My question is why I can’t get it working here. Configuring load balancing on the WAN ports should have no effect on the functionality from a single client. But when I configure it on this device, it does - I have intermittent connectivity failures from my main desktop (connected directly to one of the LAN ports) when accessing sites on the Internet when load balancing is configured.

I’m looking for technical support here to determine (a) why it isn’t working, (b) what troubleshooting steps I can take, and (c) what configuration I may have missed to get it working smoothly.

I could think of some bug like the data stream will be split over two WAN connections and therefor the order of packages is broken and the TLS tunnel fails.

Yeah, I had a similar thought (not about the packet sequence): If the connection is somehow not pinned to the proper IP address so all traffic for that specific connection persists, that could explain the drop.
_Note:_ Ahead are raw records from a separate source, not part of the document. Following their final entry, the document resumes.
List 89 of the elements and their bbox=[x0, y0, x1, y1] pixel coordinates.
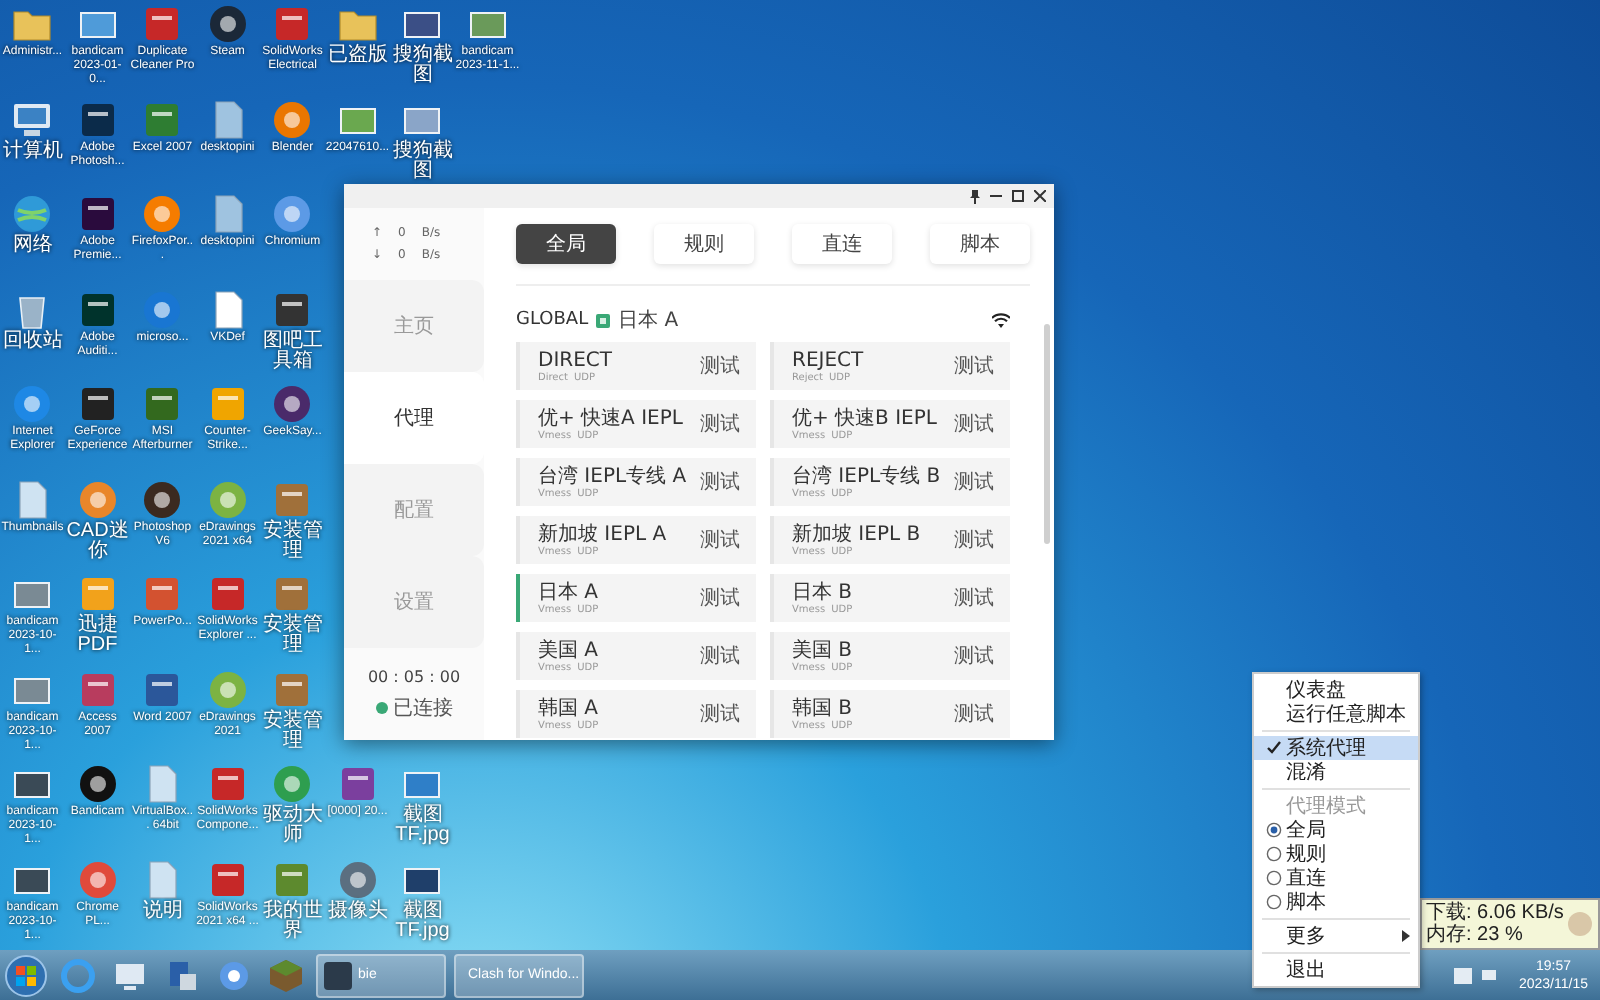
mode-tab[interactable]: 脚本 bbox=[930, 224, 1030, 264]
icon-label: 计算机 bbox=[0, 141, 65, 161]
round-app-icon[interactable] bbox=[270, 97, 315, 141]
icon-label: 网络 bbox=[10, 236, 55, 256]
icon-label: 驱动大师 bbox=[260, 806, 325, 846]
menu-item[interactable]: 更多 bbox=[1254, 924, 1418, 948]
icon-label: 搜狗截图 bbox=[390, 141, 455, 181]
round-app-icon[interactable] bbox=[270, 382, 315, 426]
test-button[interactable]: 测试 bbox=[700, 642, 740, 670]
proxy-name: 韩国 A bbox=[538, 697, 601, 719]
icon-label: 已盗版 bbox=[325, 46, 390, 66]
test-button[interactable]: 测试 bbox=[700, 410, 740, 438]
app-icon bbox=[324, 961, 352, 989]
maximize-icon[interactable] bbox=[1012, 190, 1024, 202]
menu-radio-item[interactable]: 规则 bbox=[1254, 842, 1418, 866]
proxy-name: REJECT bbox=[792, 349, 866, 371]
proxy-name: DIRECT bbox=[538, 349, 615, 371]
menu-item[interactable]: 系统代理 bbox=[1254, 736, 1418, 760]
avatar-icon bbox=[1567, 912, 1592, 936]
icon-label: 截图 TF.jpg bbox=[393, 901, 452, 941]
proxy-name: 美国 B bbox=[792, 639, 855, 661]
icon-label: 摄像头 bbox=[325, 901, 390, 921]
proxy-name: 优+ 快速B IEPL bbox=[792, 407, 939, 429]
round-app-icon[interactable] bbox=[75, 762, 120, 806]
nav-item[interactable]: 代理 bbox=[344, 372, 484, 464]
network-icon[interactable] bbox=[1480, 967, 1499, 983]
mode-tab[interactable]: 规则 bbox=[654, 224, 754, 264]
menu-header: 代理模式 bbox=[1254, 794, 1418, 818]
group-name: GLOBAL bbox=[516, 310, 589, 330]
icon-label: 安装管理 bbox=[260, 521, 325, 561]
menu-item[interactable]: 运行任意脚本 bbox=[1254, 702, 1418, 726]
proxy-name: 新加坡 IEPL B bbox=[792, 523, 923, 545]
test-button[interactable]: 测试 bbox=[954, 584, 994, 612]
round-app-icon[interactable] bbox=[140, 477, 185, 521]
tooltip-line: 下载: 6.06 KB/s bbox=[1426, 902, 1564, 924]
icon-label: 回收站 bbox=[0, 331, 65, 351]
icon-label: 截图 TF.jpg bbox=[393, 806, 452, 846]
test-button[interactable]: 测试 bbox=[954, 700, 994, 728]
scrollbar[interactable] bbox=[1044, 324, 1050, 544]
icon-label: 迅捷PDF bbox=[75, 616, 120, 656]
current-proxy: 日本 A bbox=[618, 307, 679, 334]
globe-icon[interactable] bbox=[10, 192, 55, 236]
test-button[interactable]: 测试 bbox=[700, 468, 740, 496]
test-button[interactable]: 测试 bbox=[954, 526, 994, 554]
square-icon bbox=[596, 313, 611, 327]
proxy-name: 日本 A bbox=[538, 581, 601, 603]
mode-tab[interactable]: 全局 bbox=[516, 224, 616, 264]
test-button[interactable]: 测试 bbox=[700, 352, 740, 380]
icon-label: 搜狗截图 bbox=[390, 46, 455, 86]
test-button[interactable]: 测试 bbox=[700, 584, 740, 612]
proxy-name: 台湾 IEPL专线 A bbox=[538, 465, 689, 487]
icon-label: 说明 bbox=[140, 901, 185, 921]
proxy-name: 美国 A bbox=[538, 639, 601, 661]
icon-label: 图吧工具箱 bbox=[260, 331, 325, 371]
menu-item[interactable]: 混淆 bbox=[1254, 760, 1418, 784]
submenu-arrow-icon bbox=[1402, 930, 1410, 942]
tray-icon[interactable] bbox=[1454, 967, 1473, 983]
proxy-name: 优+ 快速A IEPL bbox=[538, 407, 685, 429]
menu-radio-item[interactable]: 脚本 bbox=[1254, 890, 1418, 914]
test-button[interactable]: 测试 bbox=[700, 700, 740, 728]
round-app-icon[interactable] bbox=[205, 2, 250, 46]
status-text: 已连接 bbox=[393, 695, 453, 721]
tooltip-line: 内存: 23 % bbox=[1426, 924, 1525, 946]
round-app-icon[interactable] bbox=[270, 192, 315, 236]
menu-radio-item[interactable]: 直连 bbox=[1254, 866, 1418, 890]
proxy-name: 日本 B bbox=[792, 581, 855, 603]
test-button[interactable]: 测试 bbox=[954, 642, 994, 670]
mode-tab[interactable]: 直连 bbox=[792, 224, 892, 264]
close-icon[interactable] bbox=[1034, 190, 1046, 202]
test-button[interactable]: 测试 bbox=[954, 352, 994, 380]
menu-item[interactable]: 仪表盘 bbox=[1254, 678, 1418, 702]
menu-item[interactable]: 退出 bbox=[1254, 958, 1418, 982]
icon-label: CAD迷你 bbox=[65, 521, 130, 561]
minimize-icon[interactable] bbox=[990, 190, 1002, 202]
proxy-name: 新加坡 IEPL A bbox=[538, 523, 669, 545]
timer-text: 00 : 05 : 00 bbox=[367, 667, 461, 685]
wifi-icon[interactable] bbox=[992, 312, 1010, 328]
start-icon[interactable] bbox=[4, 953, 48, 997]
round-app-icon[interactable] bbox=[140, 192, 185, 236]
icon-label: 我的世界 bbox=[260, 901, 325, 941]
pin-icon[interactable] bbox=[970, 189, 980, 203]
test-button[interactable]: 测试 bbox=[700, 526, 740, 554]
test-button[interactable]: 测试 bbox=[954, 468, 994, 496]
proxy-name: 台湾 IEPL专线 B bbox=[792, 465, 943, 487]
test-button[interactable]: 测试 bbox=[954, 410, 994, 438]
menu-radio-item[interactable]: 全局 bbox=[1254, 818, 1418, 842]
icon-label: 安装管理 bbox=[260, 616, 325, 656]
icon-label: 安装管理 bbox=[260, 711, 325, 751]
proxy-name: 韩国 B bbox=[792, 697, 855, 719]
I suppose I could put tcpdump on the router and try a capture of a failed connection. From a browser perspective, I’d expect to see a “network changed” message rather than just a failure, though.

Thank you for the background.Here are some of my thoughts:

(a). The load balancing egress route is inconsistent with the previous route, causing the website to fail to load. Try refreshing it to see if it can be restored.

(b) You can use tcpdump to capture packets on interfaces that participate in load balancing. You can see that the packets that are successfully accessed are not captured on the same interface when the access fails.
(c) Nothing else needs to be configured. You can use the ip rs command to check whether the load balancing is effective.

The picture is an example: the red box indicates the interfaces involved in load balancing, and the numbers in the yellow box indicate the load ratio

Thanks for this info - I’ll take some time later this week (I have some time Friday when I can look at this without disrupting other users on the network) and see what I can find out.

Am I understanding correctly that the load balancing software doesn’t pin the session to a particular interface? If that’s the case, that seems like it would really limit the usability of this functionality. It almost might be better for me to just use a VLAN configuration to automatically route a specific device to a specific port and manually isolate the traffic that way.